While it’s true that Biden won Virginia by 10 points in 2020, it’s also true that the party that wins the White House almost always loses the Virginia and New Jersey governor's races the next year - and always in a president’s first term. This trend holds true with consistency over a period of 40 years:
For your consideration regarding the normal ebb and flow in U.S. politics: pic.twitter.com/Y2lbn4zDaf
— Maddow Blog (@MaddowBlog) November 4, 2021
But Democrats won New Jersey in 2021! And Virginia had some very unique events. First, Democrat Terry McAuliffe made an unforgivable gaffe in saying “I don’t think parents should be telling schools what they should teach.” And when given the chance to clarify his comments while on Meet the Press, he responded “everybody clapped when I said it.” Oof. He went on to lose women voters by wide margins.

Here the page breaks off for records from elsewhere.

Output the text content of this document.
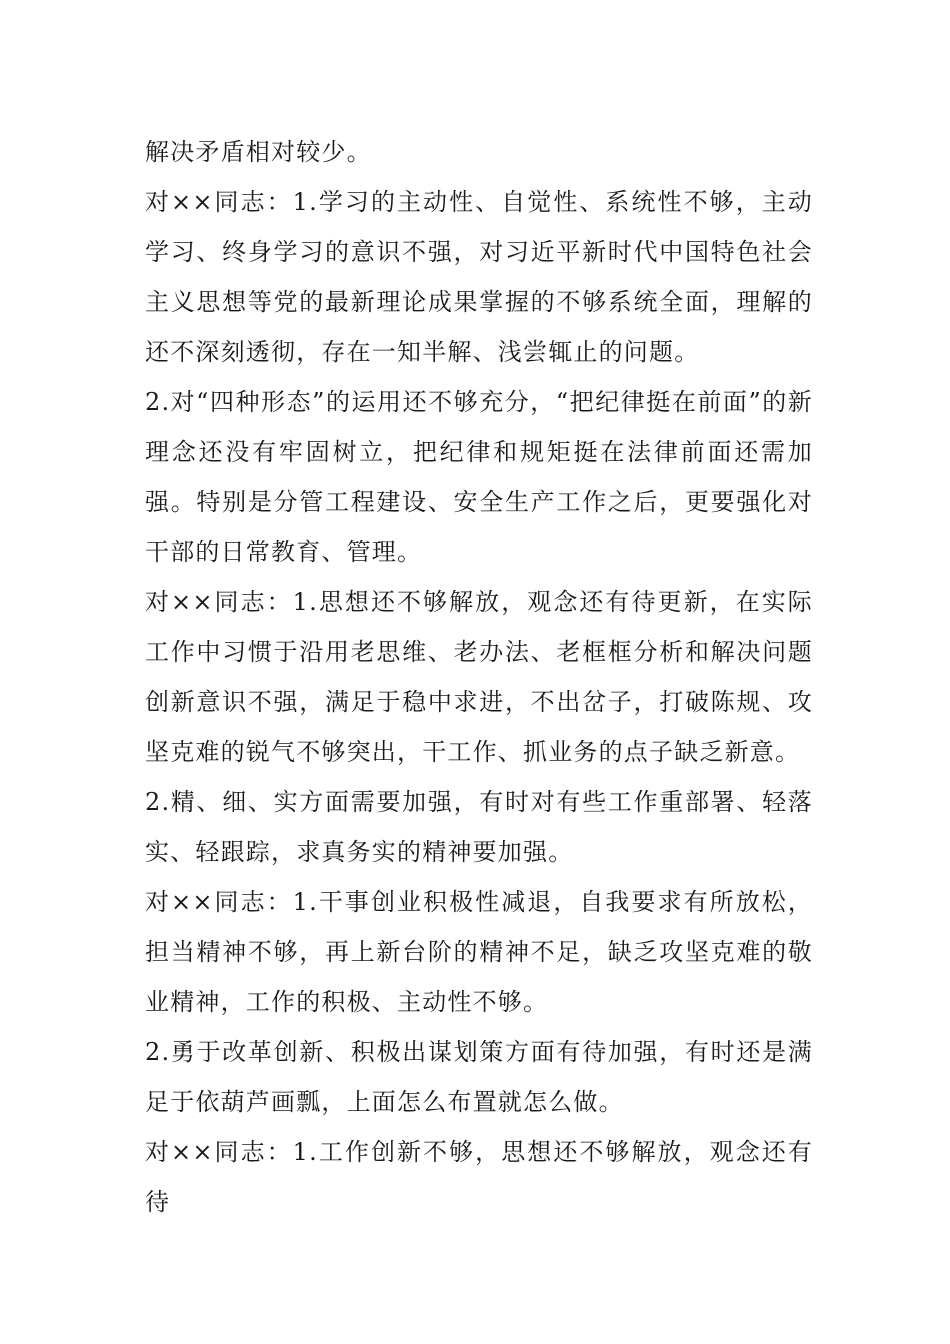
解决矛盾相对较少。

对××同志：1.学习的主动性、自觉性、系统性不够，主动学习、终身学习的意识不强，对习近平新时代中国特色社会主义思想等党的最新理论成果掌握的不够系统全面，理解的还不深刻透彻，存在一知半解、浅尝辄止的问题。

2.对“四种形态”的运用还不够充分，“把纪律挺在前面”的新理念还没有牢固树立，把纪律和规矩挺在法律前面还需加强。特别是分管工程建设、安全生产工作之后，更要强化对干部的日常教育、管理。

对××同志：1.思想还不够解放，观念还有待更新，在实际工作中习惯于沿用老思维、老办法、老框框分析和解决问题创新意识不强，满足于稳中求进，不出岔子，打破陈规、攻坚克难的锐气不够突出，干工作、抓业务的点子缺乏新意。

2.精、细、实方面需要加强，有时对有些工作重部署、轻落实、轻跟踪，求真务实的精神要加强。

对××同志：1.干事创业积极性减退，自我要求有所放松，担当精神不够，再上新台阶的精神不足，缺乏攻坚克难的敬业精神，工作的积极、主动性不够。

2.勇于改革创新、积极出谋划策方面有待加强，有时还是满足于依葫芦画瓢，上面怎么布置就怎么做。

对××同志：1.工作创新不够，思想还不够解放，观念还有待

Second, Republican Glenn Youngkin actively distanced himself from Trump, and Trump obliged. But good luck pulling that off in 2022 when Trump will hardly be able to keep himself away from the media spotlight for an entire year.
The lesson here: Democrats can't risk losing women voters
Additional lessons: New Jersey is a “blue wall” state and it was way too close for comfort. Had McAuliffe won Virginia, it would still be concerning that it was a close race. Democrats need to show deliverables, identify better messaging around ideas, and do both quickly. Attack messages work for conservative voters, but progressive voters also need something to vote for. Just because voters may hate the other candidate, doesn’t mean they’ll love yours.
TEXAS PROPOSITIONS
There were 8 constitutional amendments on the ballot with such riveting topics as authorizing raffles at rodeos, which is why the state only saw a 9% voter turnout.
But one locality saw 20% turnout to defeat a police initiative by a whopping 69-31. Ok, it was in Austin - but still. This year the city restored all police funds that had been cut in 2020, but Prop A sought to divert millions more to the police from the city’s general fund without a proposed tax increase, meaning those funds would have to come entirely from cuts. The police are already the biggest part of the budget, and the next biggest slices of the pie to cut from would have been fire, emergency medical services, or the health department.
The lesson here: conservatives overplayed their hand, and voters slapped that hand. As we look to 2022, keep in mind that conservatives also went too far in passing Texas’ worst-in-the-nation abortion law, passing permitless carry, and a host of other far-right issues.
HOUSE DISTRICT 118 (Bexar County)
This special election to fill a vacancy was hampered by low turnout of just 11.5%. That paved the way for Republican John Lujan to win the race with a mere 5,924 votes, compared to 5,638 for Democrat Frank Ramirez - a difference of just 286 votes.
This Democratic district went for Biden by 15 points in 2020, but it will look different in 2022 due to redistricting - under the new configuration Biden would have only one won the district by 3 points. That makes this a legitimate swing seat in the midterms.
The lesson here: low turnout hurts Democrats! Get out and vote and bring a friend.
POLLING - TEXAS GOVERNOR
This week a Texas Hispanic Policy Foundation poll came out showing Republican Gov. Greg Abbott at 43% and Democrat Beto O’Rourke at 42% - a statistical tie.
It’s hard to take polling too seriously at this point because no money has been spent on the race (and this one will be the most expensive in history). But there are some things we can infer: Greg Abbott has been hovering in the 40’s all year, our own Progress Texas poll showed him at 50% earlier this year, a Texas Tribune poll showed him at 44% in October, and now he appears at 43% in November. This is not a good position for an incumbent to be in.
Abbott’s hard right turn this year has him losing independent voters by double-digits, a real opportunity for O’Rourke. But midterm elections are base elections, and a motivated base is necessary to win. So what to do?
The lesson here: it’s not a matter of choosing between Democratic base voters or persuadable voters - you have to do both.